Entre nos mains de Battan

Titre : Entre nos mains

Auteur : Battan

Traduction : Blanche Delaborde

Éditeur vf : Akata (L)

Année de parution vf :  2023

Nombre de tomes vf : 3 (série terminée)

Résumé : Dans « Entre nos mains », découvrez le destin de deux femmes qui se retrouvent, dix ans après s’être aimées au lycée. Entre pression sociale, peur de l’engagement et survie, succombez sans attendre au charme du dessin unique de Battan, une mangaka dont on n’a pas fini de parler
Makimura n’a jamais pu oublier Midori, la fille qu’elle aimait au lycée. Aujourd’hui étudiante, sur le point de terminer ses études, elle reste prisonnière de cette relation du passé. Mais quand Midori surgit par hasard dans le cabinet d’ophtalmologie où elle travaille, la jeune femme veut croire à un coup du destin. Mais la vie prend parfois des détours compliqués, et devenue adulte, Midori est-elle prête à enfin s’engager ouvertement aux yeux de tous ?

Mon avis :

Tome 1

Au vu du catalogue de l’éditeur et des premiers retours positifs sur le titre, je pensais me régaler avec Entre nos mains. C’est pourtant non pas l’inverse qui s’est produit, mais une lecture un peu mitigée que j’ai vécu, la faute à un sentiment de déjà vu au détriment du titre en cours… A force de vouloir parler des mêmes thèmes, l’éditeur ne perd-il pas en force ? Voici une question à creuser.

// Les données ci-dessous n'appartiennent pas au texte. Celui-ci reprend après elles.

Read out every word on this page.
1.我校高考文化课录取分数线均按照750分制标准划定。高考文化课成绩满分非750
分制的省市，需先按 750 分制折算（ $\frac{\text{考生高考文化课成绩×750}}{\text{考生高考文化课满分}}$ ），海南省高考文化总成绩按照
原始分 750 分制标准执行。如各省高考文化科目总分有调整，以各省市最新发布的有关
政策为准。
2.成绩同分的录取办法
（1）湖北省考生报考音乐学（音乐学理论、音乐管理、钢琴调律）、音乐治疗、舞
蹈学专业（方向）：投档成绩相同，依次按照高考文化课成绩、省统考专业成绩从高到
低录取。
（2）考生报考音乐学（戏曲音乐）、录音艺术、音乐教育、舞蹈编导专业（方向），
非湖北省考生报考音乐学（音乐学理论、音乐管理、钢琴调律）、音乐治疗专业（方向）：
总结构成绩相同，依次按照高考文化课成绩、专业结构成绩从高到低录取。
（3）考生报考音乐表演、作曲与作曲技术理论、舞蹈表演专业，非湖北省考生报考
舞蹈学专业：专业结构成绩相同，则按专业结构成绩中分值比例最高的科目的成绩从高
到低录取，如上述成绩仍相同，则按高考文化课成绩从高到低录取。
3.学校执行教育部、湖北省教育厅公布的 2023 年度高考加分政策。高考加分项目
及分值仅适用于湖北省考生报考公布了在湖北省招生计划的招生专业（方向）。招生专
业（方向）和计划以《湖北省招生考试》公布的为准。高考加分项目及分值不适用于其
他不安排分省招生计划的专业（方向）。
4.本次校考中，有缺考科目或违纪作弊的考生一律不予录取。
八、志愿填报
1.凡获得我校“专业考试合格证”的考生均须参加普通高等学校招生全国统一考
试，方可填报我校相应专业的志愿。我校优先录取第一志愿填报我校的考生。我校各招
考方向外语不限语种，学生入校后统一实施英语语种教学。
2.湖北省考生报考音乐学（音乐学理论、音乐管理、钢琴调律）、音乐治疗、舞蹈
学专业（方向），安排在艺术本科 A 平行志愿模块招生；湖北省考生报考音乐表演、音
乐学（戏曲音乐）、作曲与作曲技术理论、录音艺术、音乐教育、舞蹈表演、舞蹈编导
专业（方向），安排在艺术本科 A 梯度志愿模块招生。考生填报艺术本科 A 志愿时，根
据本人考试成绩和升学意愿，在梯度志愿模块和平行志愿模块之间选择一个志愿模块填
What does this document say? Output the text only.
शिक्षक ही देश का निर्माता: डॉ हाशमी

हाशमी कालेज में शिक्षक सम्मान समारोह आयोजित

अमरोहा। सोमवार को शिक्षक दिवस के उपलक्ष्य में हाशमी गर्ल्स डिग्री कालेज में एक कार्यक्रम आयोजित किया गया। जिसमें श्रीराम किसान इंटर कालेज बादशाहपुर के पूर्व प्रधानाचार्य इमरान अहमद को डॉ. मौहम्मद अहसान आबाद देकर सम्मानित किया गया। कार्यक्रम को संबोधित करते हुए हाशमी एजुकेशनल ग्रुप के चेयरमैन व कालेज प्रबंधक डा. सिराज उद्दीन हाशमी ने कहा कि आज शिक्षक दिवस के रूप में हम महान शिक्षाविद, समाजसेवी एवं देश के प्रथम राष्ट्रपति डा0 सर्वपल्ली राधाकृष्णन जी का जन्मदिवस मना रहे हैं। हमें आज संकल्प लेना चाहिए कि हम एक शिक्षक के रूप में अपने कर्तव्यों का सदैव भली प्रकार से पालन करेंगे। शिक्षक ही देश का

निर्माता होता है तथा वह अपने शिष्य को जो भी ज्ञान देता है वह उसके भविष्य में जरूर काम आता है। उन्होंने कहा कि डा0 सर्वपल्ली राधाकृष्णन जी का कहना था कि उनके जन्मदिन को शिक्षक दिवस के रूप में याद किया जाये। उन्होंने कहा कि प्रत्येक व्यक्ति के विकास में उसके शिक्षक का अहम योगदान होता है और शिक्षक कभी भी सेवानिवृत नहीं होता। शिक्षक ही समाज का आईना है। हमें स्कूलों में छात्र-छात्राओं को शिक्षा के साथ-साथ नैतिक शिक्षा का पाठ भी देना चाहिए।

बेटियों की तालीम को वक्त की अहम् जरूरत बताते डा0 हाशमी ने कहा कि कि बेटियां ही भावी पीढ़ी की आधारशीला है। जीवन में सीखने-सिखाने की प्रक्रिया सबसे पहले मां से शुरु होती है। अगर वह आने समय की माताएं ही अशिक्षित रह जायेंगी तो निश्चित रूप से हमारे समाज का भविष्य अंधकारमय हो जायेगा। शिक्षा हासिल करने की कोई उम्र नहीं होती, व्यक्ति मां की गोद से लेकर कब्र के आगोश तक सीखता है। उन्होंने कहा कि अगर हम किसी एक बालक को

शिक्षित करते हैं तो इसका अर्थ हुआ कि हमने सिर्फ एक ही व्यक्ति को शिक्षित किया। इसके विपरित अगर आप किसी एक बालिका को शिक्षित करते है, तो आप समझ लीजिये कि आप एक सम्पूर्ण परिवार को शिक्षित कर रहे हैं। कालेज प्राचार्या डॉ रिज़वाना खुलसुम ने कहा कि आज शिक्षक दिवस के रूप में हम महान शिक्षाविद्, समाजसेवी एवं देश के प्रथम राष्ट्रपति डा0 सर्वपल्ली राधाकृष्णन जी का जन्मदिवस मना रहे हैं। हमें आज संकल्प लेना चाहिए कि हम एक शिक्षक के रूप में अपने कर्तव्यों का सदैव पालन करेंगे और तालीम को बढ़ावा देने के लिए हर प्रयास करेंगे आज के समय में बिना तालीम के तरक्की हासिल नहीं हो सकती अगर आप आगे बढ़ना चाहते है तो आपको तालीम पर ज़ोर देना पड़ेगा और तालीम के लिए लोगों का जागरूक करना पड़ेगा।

Akata est un éditeur sociétal. Il aime aborder des questions actuelles et parler notamment de la place de la femme, des relations de couple et des LGBTQ+. Cependant, il commence à le faire dans beaucoup de titres, ce qui fait naître une certaine redondance. Dans Entre nos mains, l’autrice : Battan, évoque la relation contrariée entre deux femmes dont l’une est en couple. C’est aussi le cas de Si nous étions adultes. Battan évoque aussi le sujet des relations toxiques, c’était cas dans En proie au silence. Et malheureusement pour le titre en cours, ses aînés l’ont fait avec bien plus de force. Je suis donc restée sur ma faim…

L’autrice connue depuis plus d’une dizaine d’années dans le milieu du fanzinat où elle est très active, voit ici avec ce titre sa première oeuvre publiée de manière longue et régulière afin de devenir une série. Akata voyant en elle une nouvelle voix moderne du shojo l’a donc très vite publiée et a également l’intention de nous proposer prochainement sa dernière série en date : Jalouses, Entre nos mains s’étant terminée avec 4 tomes. La mangaka a un style très reconnaissable qui lui permet de sortir un peu du lot même si je retrouve en elle la même rondeur et la même douceur que chez Takako Shimura (Si nous étions adultes), ainsi que le même style de découpage aérien et rythmé. J’aime ce genre d’expérience.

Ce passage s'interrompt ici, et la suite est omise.